VLAAMS BELANG – Fondé en 1978, sous la forme d'un cartel électoral, par deux groupuscules nationalistes indépendantistes flamands (le VNP et le VVP, dissidents de la Volksunie, l'ancêtre de la N-VA), sous le nom de Vlaams Blok, le VB deviendra le plus important parti d'extrême droite en Europe, après le Front national français. Comme lui, il s'est inspiré en partie des thèses « métapolitiques » élaborées et offertes par le GRECE d'Alain de Benoist à l'extrême droite pour lui permettre d'émerger sur le plan électoral, via une stratégie de « combat culturel » volée à la stratégie communiste gramsciste. Le premier idéologue du VB, Roeland Raes, est directement lié au GRECE dès ses débuts.
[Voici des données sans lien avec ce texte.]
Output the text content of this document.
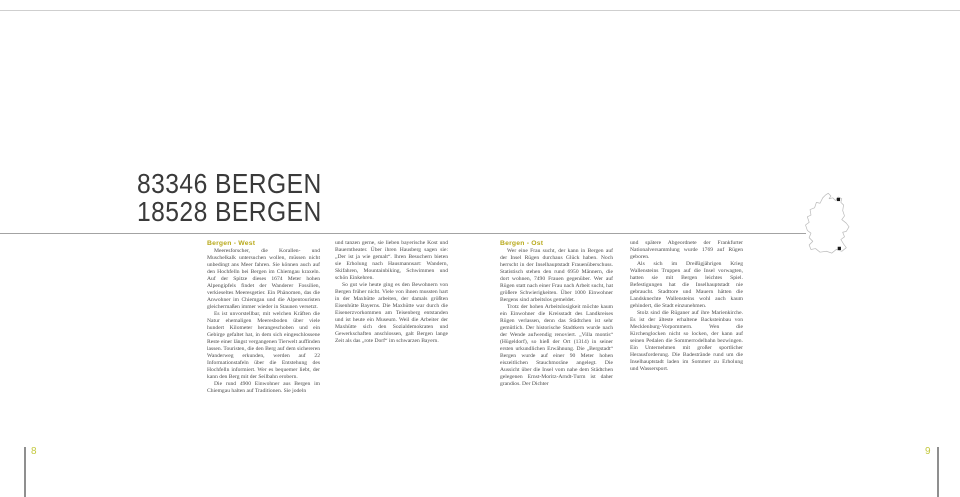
83346 BERGEN
18528 BERGEN

Bergen - West

Meeresforscher, die Korallen- und Muschelkalk untersuchen wollen, müssen nicht unbedingt ans Meer fahren. Sie können auch auf den Hochfelln bei Bergen im Chiemgau kraxeln. Auf der Spitze dieses 1674 Meter hohen Alpengipfels findet der Wanderer Fossilien, verkieseltes Meeresgetier. Ein Phänomen, das die Anwohner im Chiemgau und die Alpentouristen gleichermaßen immer wieder in Staunen versetzt.

Es ist unvorstellbar, mit welchen Kräften die Natur ehemaligen Meeresboden über viele hundert Kilometer herangeschoben und ein Gebirge gefaltet hat, in dem sich eingeschlossene Reste einer längst vergangenen Tierwelt auffinden lassen. Touristen, die den Berg auf dem sichereren Wanderweg erkunden, werden auf 22 Informationstafeln über die Entstehung des Hochfelln informiert. Wer es bequemer liebt, der kann den Berg mit der Seilbahn erobern.

Die rund 4900 Einwohner aus Bergen im Chiemgau halten auf Traditionen. Sie jodeln

und tanzen gerne, sie lieben bayerische Kost und Bauerntheater. Über ihren Hausberg sagen sie: „Der ist ja wie gemalt“. Ihren Besuchern bieten sie Erholung nach Hausmannsart: Wandern, Skifahren, Mountainbiking, Schwimmen und schön Einkehren.

So gut wie heute ging es den Bewohnern von Bergen früher nicht. Viele von ihnen mussten hart in der Maxhütte arbeiten, der damals größten Eisenhütte Bayerns. Die Maxhütte war durch die Eisenerzvorkommen am Teisenberg entstanden und ist heute ein Museum. Weil die Arbeiter der Maxhütte sich den Sozialdemokraten und Gewerkschaften anschlossen, galt Bergen lange Zeit als das „rote Dorf“ im schwarzen Bayern.

Bergen - Ost

Wer eine Frau sucht, der kann in Bergen auf der Insel Rügen durchaus Glück haben. Noch herrscht in der Inselhauptstadt Frauenüberschuss. Statistisch stehen den rund 6950 Männern, die dort wohnen, 7490 Frauen gegenüber. Wer auf Rügen statt nach einer Frau nach Arbeit sucht, hat größere Schwierigkeiten. Über 1000 Einwohner Bergens sind arbeitslos gemeldet.

Trotz der hohen Arbeitslosigkeit möchte kaum ein Einwohner die Kreisstadt des Landkreises Rügen verlassen, denn das Städtchen ist sehr gemütlich. Der historische Stadtkern wurde nach der Wende aufwendig renoviert. „Villa montis“ (Hügeldorf), so hieß der Ort (1314) in seiner ersten urkundlichen Erwähnung. Die „Bergstadt“ Bergen wurde auf einer 90 Meter hohen eiszeitlichen Stauchmoräne angelegt. Die Aussicht über die Insel vom nahe dem Städtchen gelegenen Ernst-Moritz-Arndt-Turm ist daher grandios. Der Dichter

und spätere Abgeordnete der Frankfurter Nationalversammlung wurde 1769 auf Rügen geboren.

Als sich im Dreißigjährigen Krieg Wallensteins Truppen auf die Insel vorwagten, hatten sie mit Bergen leichtes Spiel. Befestigungen hat die Inselhauptstadt nie gebraucht. Stadttore und Mauern hätten die Landsknechte Wallensteins wohl auch kaum gehindert, die Stadt einzunehmen.

Stolz sind die Rüganer auf ihre Marienkirche. Es ist der älteste erhaltene Backsteinbau von Mecklenburg-Vorpommern. Wen die Kirchenglocken nicht so locken, der kann auf seinen Pedalen die Sommerrodelbahn bezwingen. Ein Unternehmen mit großer sportlicher Herausforderung. Die Badestrände rund um die Inselhauptstadt laden im Sommer zu Erholung und Wassersport.

8	9
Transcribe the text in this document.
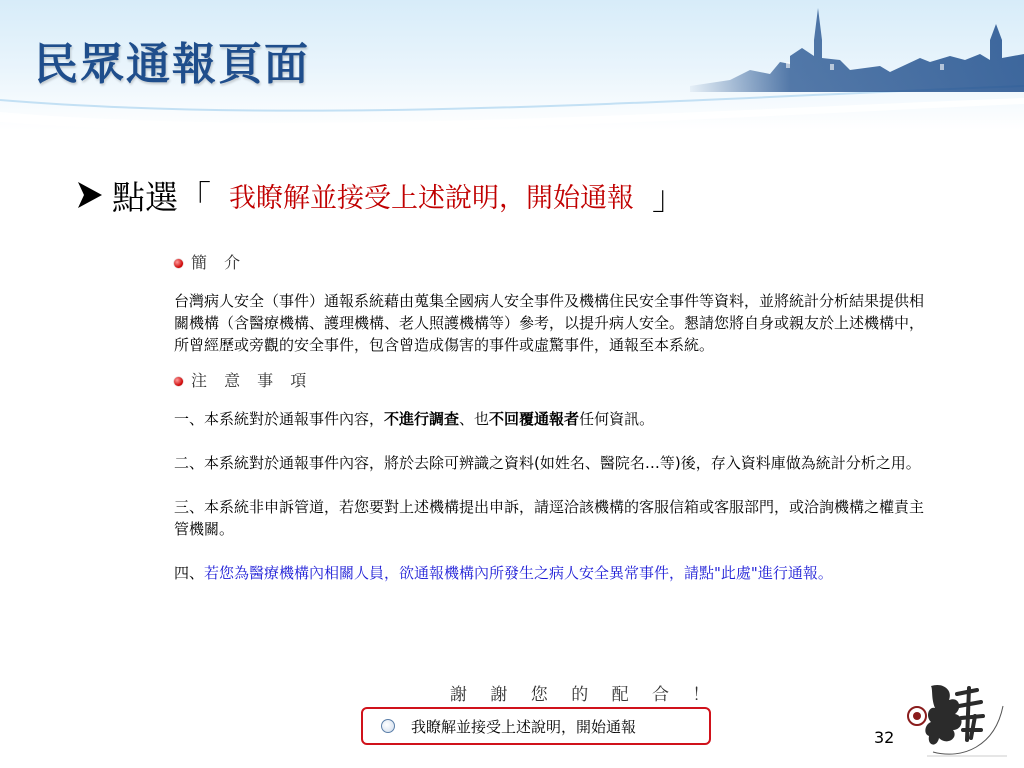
民眾通報頁面
點選 「 我瞭解並接受上述說明，開始通報 」
簡 介

台灣病人安全（事件）通報系統藉由蒐集全國病人安全事件及機構住民安全事件等資料，並將統計分析結果提供相關機構（含醫療機構、護理機構、老人照護機構等）參考，以提升病人安全。懇請您將自身或親友於上述機構中，所曾經歷或旁觀的安全事件，包含曾造成傷害的事件或虛驚事件，通報至本系統。

注 意 事 項

一、本系統對於通報事件內容，不進行調查、也不回覆通報者任何資訊。

二、本系統對於通報事件內容，將於去除可辨識之資料(如姓名、醫院名…等)後，存入資料庫做為統計分析之用。

三、本系統非申訴管道，若您要對上述機構提出申訴，請逕洽該機構的客服信箱或客服部門，或洽詢機構之權責主管機關。

四、若您為醫療機構內相關人員，欲通報機構內所發生之病人安全異常事件，請點"此處"進行通報。

謝 謝 您 的 配 合 ！
我瞭解並接受上述說明，開始通報
32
Raes diffuse les thèses de la ND en Flandre. Également lié aux réseaux néonazis, celui qui était devenu sénateur et vice-président du Bloc flamand, est en 2010 condamné pour négationnisme. D'autres dirigeants du VB furent encore influencés par la Nouvelle Droite d'Alain de Benoist. C'est le cas du deuxième président du VB, Frank Van Hecke, qui consacra son mémoire universitaire de la Vrij universiteit Brussel (VUB) à ce courant intellectuel d'extrême droite, et Filip Dewinter, le leader de son « canal historique ».

Roeland Raes (à gauche), vice-président du Vlaams Belang, au début des années 1990,  lors d'une rencontre avec l'extrême droite wallonne néorexiste. Il a également été le responsable en Flandre du GRECE.


MOBILISATION ANTIFASCISTE – La présence d'Alain de Benoist, dans deux jours, à l'université de Gand devra attirer le gratin de l'extrême droite flamande, mais aussi bruxelloise et wallonne. Plusieurs dirigeants radicaux de la première mobilise leurs troupes pour y aller. C'est le cas de Luc Vermeulen, l'un des chefs du groupe d'action nationaliste Voorpost et responsable du service de sécurité du Vlaams Belang. Àla date d'aujourd'hui, seuls 67 personnes s'y sont inscrites via le réseau social Facebook. Deux-cents et neuf autres personnes ont manifesté cependant leur intérêt pour la conférence proposée par le NSV et Tekos, la revue de la Nouvelle Droite flamande.

La venue du pape de la ND française pourrait provoquer la mobilisation d'étudiants antifascistes qui ne compteront alors pas laisser le campus aux nationalistes. Mardi, l'ambiance de la soirée à l'université de Gand pourrait être explosive.